Todos estamos concernidos. Aunque pretendamos vivir tan superficialmente nuestra conexión… todos estamos implicados en la condición humana. Y mientras más pronto lo comprendamos, más dichosos seremos porque la dicha tiene casi siempre el nombre de los otros, y la palabra es el puente que la construye. La misma palabra que destruye y humilla construye y alza a un ser humano hacia la luz más alta. ¿Cuál elegiremos?
Personalmente creo que mi conexión con el flujo de humanidad ocurre por intermedio de la belleza consagrada en la palabra. Tengo una fe inmensa en el verbo estético y su posibilidad de ascendernos a la belleza absoluta. Como Hölderlin en el Hiperión, creo que «hay horas en que lo mejor y más bello se nos aparece como en una nube y el cielo de la perfección se abre ante el amor anhelante». Vivir en esta permanente perplejidad ante la belleza, contemplada desde el lenguaje interior que ansía ser lenguaje exterior, es mi modo personal de conectar con lo humano. En tal sentido, ha sido importante para mí elegir algunas palabras vitales como belleza y luz o… quizás ellas me eligieron a mí.

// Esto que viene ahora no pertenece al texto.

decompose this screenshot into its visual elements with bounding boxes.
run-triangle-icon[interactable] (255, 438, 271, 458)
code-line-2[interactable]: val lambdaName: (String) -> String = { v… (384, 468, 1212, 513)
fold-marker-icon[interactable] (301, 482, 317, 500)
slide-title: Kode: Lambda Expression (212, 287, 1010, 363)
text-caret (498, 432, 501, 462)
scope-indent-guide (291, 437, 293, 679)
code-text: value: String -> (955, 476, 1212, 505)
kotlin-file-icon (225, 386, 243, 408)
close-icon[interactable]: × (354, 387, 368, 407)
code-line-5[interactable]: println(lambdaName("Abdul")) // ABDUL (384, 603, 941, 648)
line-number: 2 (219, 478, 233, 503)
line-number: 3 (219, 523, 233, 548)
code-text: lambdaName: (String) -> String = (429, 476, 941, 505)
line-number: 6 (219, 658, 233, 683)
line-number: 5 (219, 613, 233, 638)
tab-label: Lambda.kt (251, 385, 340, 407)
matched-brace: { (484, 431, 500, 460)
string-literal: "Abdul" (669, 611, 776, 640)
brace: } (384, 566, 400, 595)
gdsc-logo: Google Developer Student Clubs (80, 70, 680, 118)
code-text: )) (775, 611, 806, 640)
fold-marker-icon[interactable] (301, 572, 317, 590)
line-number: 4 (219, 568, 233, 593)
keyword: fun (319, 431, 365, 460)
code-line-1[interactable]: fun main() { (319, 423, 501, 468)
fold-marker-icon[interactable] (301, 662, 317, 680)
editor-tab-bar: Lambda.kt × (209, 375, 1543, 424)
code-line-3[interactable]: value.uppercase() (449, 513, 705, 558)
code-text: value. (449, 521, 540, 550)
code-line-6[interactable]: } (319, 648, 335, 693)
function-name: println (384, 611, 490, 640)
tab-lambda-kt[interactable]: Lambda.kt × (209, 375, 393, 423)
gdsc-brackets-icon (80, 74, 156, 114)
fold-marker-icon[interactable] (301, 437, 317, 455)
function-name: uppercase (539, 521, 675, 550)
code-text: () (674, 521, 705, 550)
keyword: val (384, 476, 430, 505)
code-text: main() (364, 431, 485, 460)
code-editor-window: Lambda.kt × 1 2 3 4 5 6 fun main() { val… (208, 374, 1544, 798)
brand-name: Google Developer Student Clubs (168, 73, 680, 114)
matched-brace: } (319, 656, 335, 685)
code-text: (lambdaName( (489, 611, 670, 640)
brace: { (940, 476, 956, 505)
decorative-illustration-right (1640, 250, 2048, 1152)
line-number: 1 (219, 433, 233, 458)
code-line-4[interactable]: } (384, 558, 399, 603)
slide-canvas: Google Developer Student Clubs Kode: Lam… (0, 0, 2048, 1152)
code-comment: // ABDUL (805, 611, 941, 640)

Tan crucial, sin embargo, como elegir las palabras con las que iremos tejiendo nuestra implicatura humana es elegir las personas por medio de las cuales nos conectemos al flujo de humanidad. La vida es un vuelo en bandada. Y para alguien que, como yo, cree en la trascendencia de la belleza, es esencial descubrir durante el viaje almas bellas. Ellas son como un diapasón que le permite a mi alma afinarse una octava más alta en su belleza interior porque, al cabo, nunca avistaremos en el mundo una belleza más alta que la que nos habite…
John Donne, en su Meditación XVII, se concentró exclusivamente en la disminución de la condición humana, pero ¿y qué la acrecienta? Entre otras cosas, cada expresión de la belleza porque aumenta nuestra dignidad. Todos estamos concernidos… en la belleza absoluta.